In summary, operational marketing is the execution of specific marketing tactics and activities to achieve immediate goals, while strategic marketing involves the development of long-term strategies and plans to position the company in the marketplace and drive its overall marketing direction.

Levels of marketing plan strategic and tactical

A marketing plan consists of strategic and tactical levels, each playing a distinct role in achieving marketing objectives. Here are the levels of a marketing plan:

Strategic Level: This level focuses on long-term goals and overarching strategies. It includes:

  • Market analysis and research
  • Target market identification
  • Competitive analysis
  • Positioning and differentiation
  • Marketing objectives setting
  • Marketing mix development
  • Branding and messaging strategies
  • Market entry strategies

Tactical Level: This level involves the implementation of specific actions and initiatives to support the strategic goals. It includes:

  • Advertising campaigns
  • Content creation and distribution
  • Social media marketing
  • Search engine optimization (SEO)
  • Public relations activities
  • Sales promotions and discounts
  • Event marketing
  • Direct marketing initiatives

These levels work together in a marketing plan, with the strategic level providing the overall direction and framework, while the tactical level focuses on executing specific marketing tactics to achieve the desired outcomes.

Marketing plan steps

Marketing Plan Steps
1. Situation Analysis
2. Define Marketing Objectives
3. Conduct Market Research
4. Identify Target Market
5. Analyze Competition
6. Develop Value Proposition
7. Create Marketing Strategy
8. Determine Marketing Tactics
9. Allocate Marketing Budget
10. Develop Action Plan
11. Implement Marketing Initiatives
12. Monitor and Evaluate Results
13. Make Adjustments and Optimization
14. Measure Return on Investment (ROI)

These steps outline the key components of a comprehensive marketing plan.

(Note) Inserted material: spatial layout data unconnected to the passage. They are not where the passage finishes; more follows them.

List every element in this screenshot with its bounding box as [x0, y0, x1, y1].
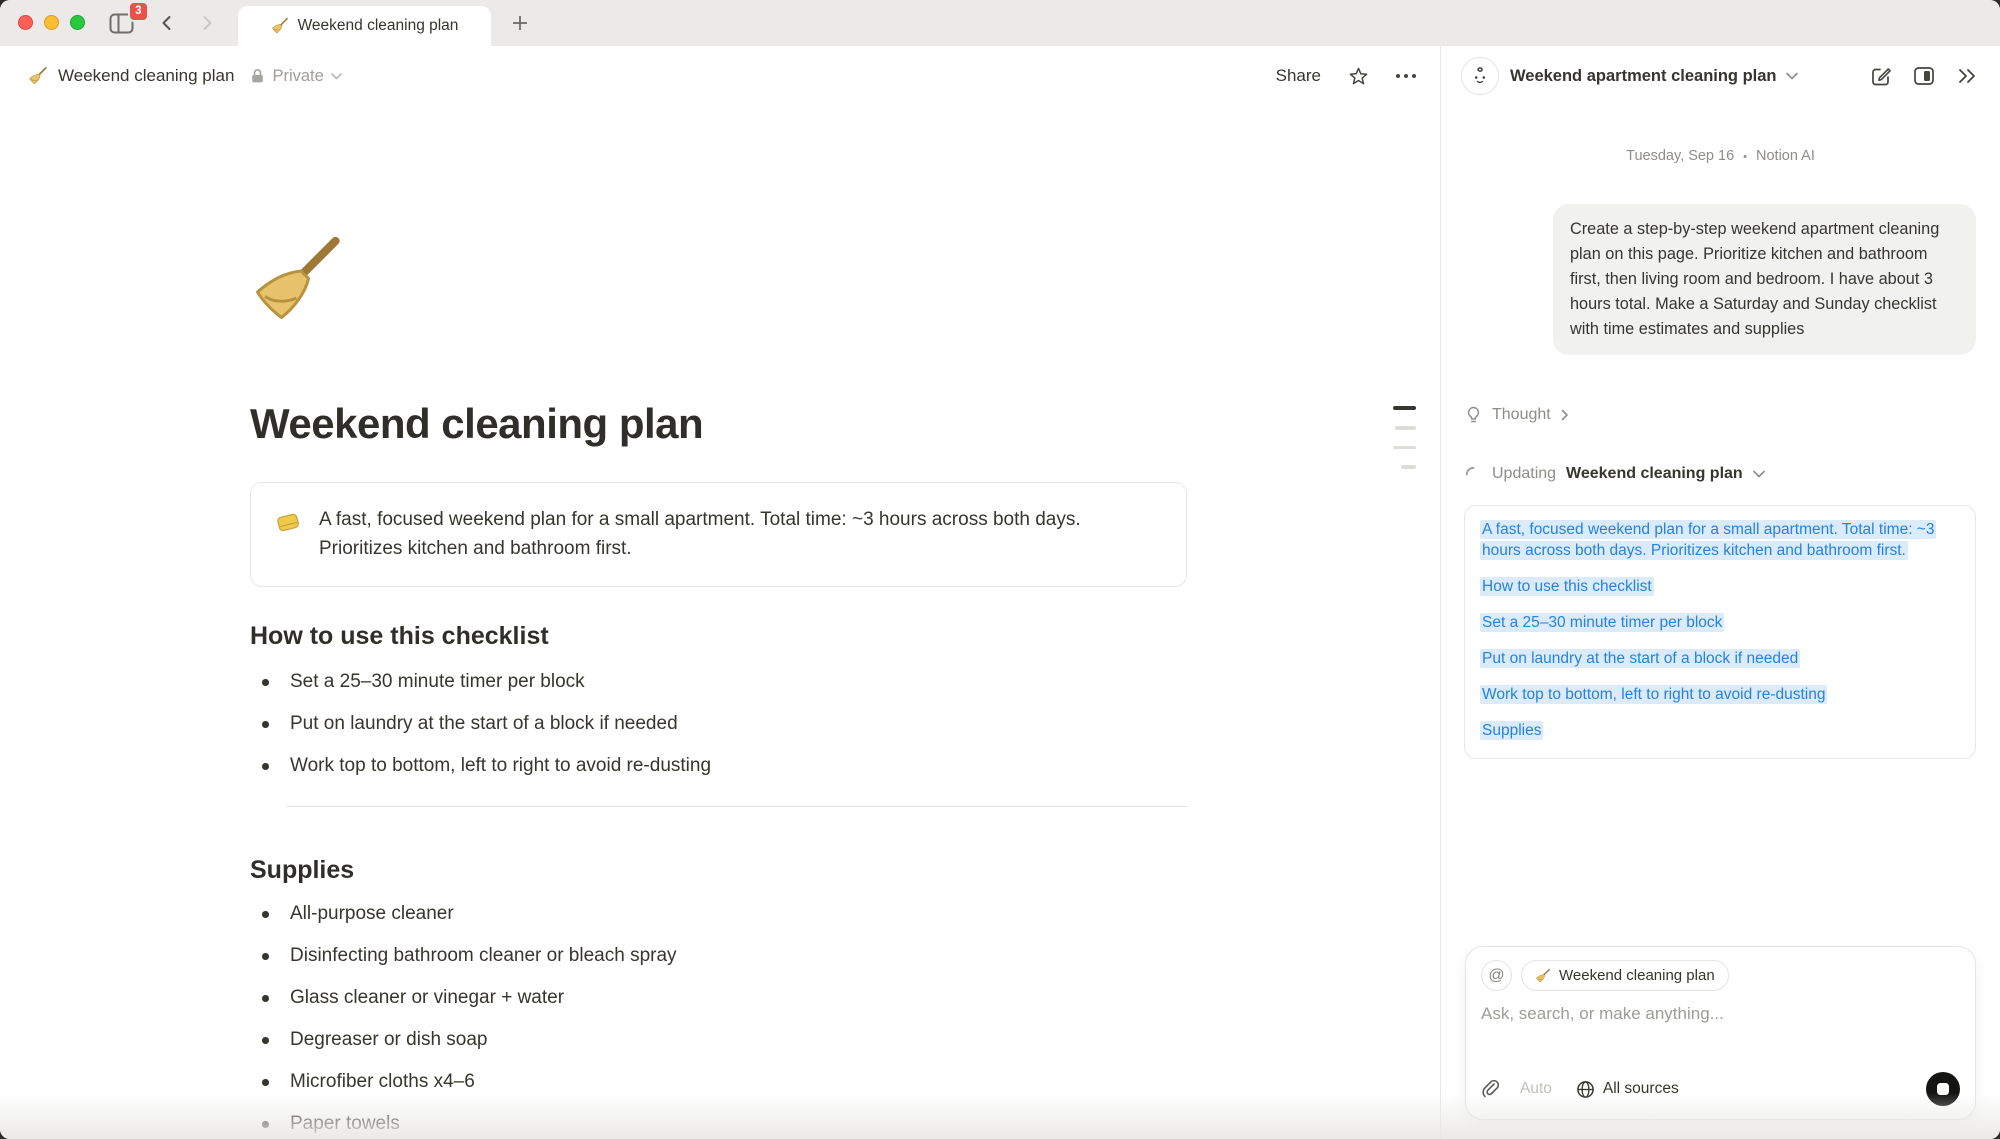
list-item[interactable]: Work top to bottom, left to right to avo… [250, 754, 1187, 778]
supplies-bullet-list: All-purpose cleaner Disinfecting bathroo… [250, 902, 1187, 1139]
list-item[interactable]: Microfiber cloths x4–6 [250, 1070, 1187, 1094]
stop-icon [1937, 1083, 1949, 1095]
broom-page-icon[interactable] [250, 232, 346, 328]
broom-icon [271, 17, 289, 35]
callout-block[interactable]: A fast, focused weekend plan for a small… [250, 482, 1187, 587]
sidebar-toggle-button[interactable]: 3 [106, 9, 136, 37]
toc-indicator[interactable] [1392, 406, 1416, 469]
chevron-down-icon [331, 73, 342, 80]
diff-line: Supplies [1480, 720, 1960, 741]
compose-icon[interactable] [1870, 65, 1892, 87]
mention-button[interactable]: @ [1481, 960, 1512, 991]
titlebar: 3 Weekend cleaning plan [0, 0, 2000, 46]
double-chevron-right-icon[interactable] [1956, 67, 1978, 85]
forward-button[interactable] [192, 9, 222, 37]
list-item[interactable]: Glass cleaner or vinegar + water [250, 986, 1187, 1010]
list-item[interactable]: Set a 25–30 minute timer per block [250, 670, 1187, 694]
paperclip-icon[interactable] [1481, 1079, 1500, 1099]
tab-weekend-cleaning-plan[interactable]: Weekend cleaning plan [238, 6, 491, 46]
checklist-bullet-list: Set a 25–30 minute timer per block Put o… [250, 670, 1187, 796]
diff-line: A fast, focused weekend plan for a small… [1480, 519, 1960, 561]
sources-selector[interactable]: All sources [1576, 1080, 1679, 1099]
page-title[interactable]: Weekend cleaning plan [250, 400, 703, 448]
stop-generation-button[interactable] [1926, 1072, 1960, 1106]
side-peek-icon[interactable] [1913, 65, 1935, 87]
mode-selector[interactable]: Auto [1520, 1080, 1552, 1098]
header-actions: Share [1276, 66, 1416, 87]
updating-page-title: Weekend cleaning plan [1566, 465, 1743, 483]
list-item[interactable]: Degreaser or dish soap [250, 1028, 1187, 1052]
breadcrumb-title: Weekend cleaning plan [58, 66, 234, 86]
ai-panel: Weekend apartment cleaning plan [1440, 46, 2000, 1139]
context-chip[interactable]: Weekend cleaning plan [1521, 960, 1729, 991]
ai-thread-title[interactable]: Weekend apartment cleaning plan [1510, 67, 1777, 86]
document-area: Weekend cleaning plan Private Share [0, 46, 1440, 1139]
ask-anything-input[interactable] [1481, 1004, 1960, 1024]
thought-toggle[interactable]: Thought [1465, 406, 1569, 424]
list-item[interactable]: Disinfecting bathroom cleaner or bleach … [250, 944, 1187, 968]
list-item[interactable]: All-purpose cleaner [250, 902, 1187, 926]
divider [286, 806, 1187, 807]
user-message-bubble: Create a step-by-step weekend apartment … [1553, 204, 1976, 355]
traffic-lights [18, 15, 85, 30]
sponge-icon [275, 508, 302, 535]
spinner-icon [1465, 466, 1482, 483]
notion-ai-face-icon [1469, 65, 1491, 87]
diff-line: Work top to bottom, left to right to avo… [1480, 684, 1960, 705]
section-heading-supplies[interactable]: Supplies [250, 854, 354, 886]
diff-line: How to use this checklist [1480, 576, 1960, 597]
zoom-window-button[interactable] [70, 15, 85, 30]
close-window-button[interactable] [18, 15, 33, 30]
more-options-button[interactable] [1396, 74, 1416, 78]
tab-label: Weekend cleaning plan [298, 17, 459, 35]
notion-window: 3 Weekend cleaning plan W [0, 0, 2000, 1139]
globe-icon [1576, 1080, 1595, 1099]
diff-line: Put on laundry at the start of a block i… [1480, 648, 1960, 669]
privacy-label: Private [272, 67, 323, 86]
callout-text: A fast, focused weekend plan for a small… [319, 505, 1162, 564]
minimize-window-button[interactable] [44, 15, 59, 30]
lock-icon [250, 68, 265, 84]
broom-icon [28, 66, 48, 86]
at-icon: @ [1488, 967, 1504, 985]
avatar [1461, 57, 1499, 95]
sources-label: All sources [1603, 1080, 1679, 1098]
favorite-star-icon[interactable] [1348, 66, 1369, 87]
list-item[interactable]: Paper towels [250, 1112, 1187, 1136]
forward-icon [198, 14, 216, 32]
broom-icon [1535, 968, 1551, 984]
plus-icon [510, 13, 530, 33]
diff-line: Set a 25–30 minute timer per block [1480, 612, 1960, 633]
back-button[interactable] [152, 9, 182, 37]
document-header: Weekend cleaning plan Private Share [0, 46, 1440, 106]
chevron-down-icon [1753, 470, 1765, 478]
context-chip-label: Weekend cleaning plan [1559, 967, 1715, 984]
list-item[interactable]: Put on laundry at the start of a block i… [250, 712, 1187, 736]
notification-badge: 3 [128, 1, 149, 22]
share-button[interactable]: Share [1276, 66, 1321, 86]
privacy-selector[interactable]: Private [250, 67, 341, 86]
chevron-down-icon[interactable] [1786, 72, 1798, 80]
update-diff-card[interactable]: A fast, focused weekend plan for a small… [1464, 505, 1976, 759]
back-icon [158, 14, 176, 32]
updating-label: Updating [1492, 465, 1556, 483]
lightbulb-icon [1465, 406, 1482, 424]
section-heading-checklist[interactable]: How to use this checklist [250, 620, 549, 652]
new-tab-button[interactable] [506, 10, 534, 36]
conversation-date: Tuesday, Sep 16 • Notion AI [1441, 148, 2000, 167]
thought-label: Thought [1492, 406, 1551, 424]
breadcrumb[interactable]: Weekend cleaning plan [28, 66, 234, 86]
updating-status[interactable]: Updating Weekend cleaning plan [1465, 465, 1765, 483]
ai-panel-actions [1870, 65, 1978, 87]
ai-composer: @ Weekend cleaning plan Auto [1465, 946, 1976, 1120]
chevron-right-icon [1561, 409, 1569, 421]
ai-panel-header: Weekend apartment cleaning plan [1441, 46, 2000, 106]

Starting with a thorough analysis of the current situation, the plan progresses through defining objectives, conducting research, identifying target markets, and analyzing the competition. Then, the focus shifts to developing a value proposition, creating a marketing strategy, determining tactics, and allocating the marketing budget. The plan is implemented through an action plan, and the results are monitored, evaluated, and adjusted as needed. Finally, measuring the return on investment (ROI) helps gauge the effectiveness of the marketing efforts.


Operational marketing means a series of structured actions that are carried out to achieve the required goals or in other words to get the objectives of a marketing plan. You can measure your marketing campaigns efficiently and effectively with an operational marketing plan.

A good operational marketing plan is essential for all companies and organizations, both small and large.

But since marketing plans are often not well thought out and rarely implemented properly over the duration of a marketing plan, there is a risk of your business failing.

Unless that operational marketing plan is created intelligently, thoughtfully, and in a completely professional manner. So that it can achieve all your goals and bring you an ROI.


What is an operational plan template?

In addition to setting organizational goals and providing a framework for the organization’s tasks, an operational marketing plan template can create detailed outlines for efforts to engage employees, sales u0026amp; marketing teams, and other parts of the organization and company.

What is a good operational plan?

A good operational plan typically provides a clear and precise goal and framework for every organization or company, so that everyone from sales and marketing teams to employees is focused on achieving it.

What should an operational plan include?

An operational plan should include the following items: The clear and defined objectives and time frameworks, An overview of the executive summary, Continuous activities required to achieve goals, A process for monitoring and optimizing, Key performance indicators (KPIs) and quality standards, Resources and manpower requirements.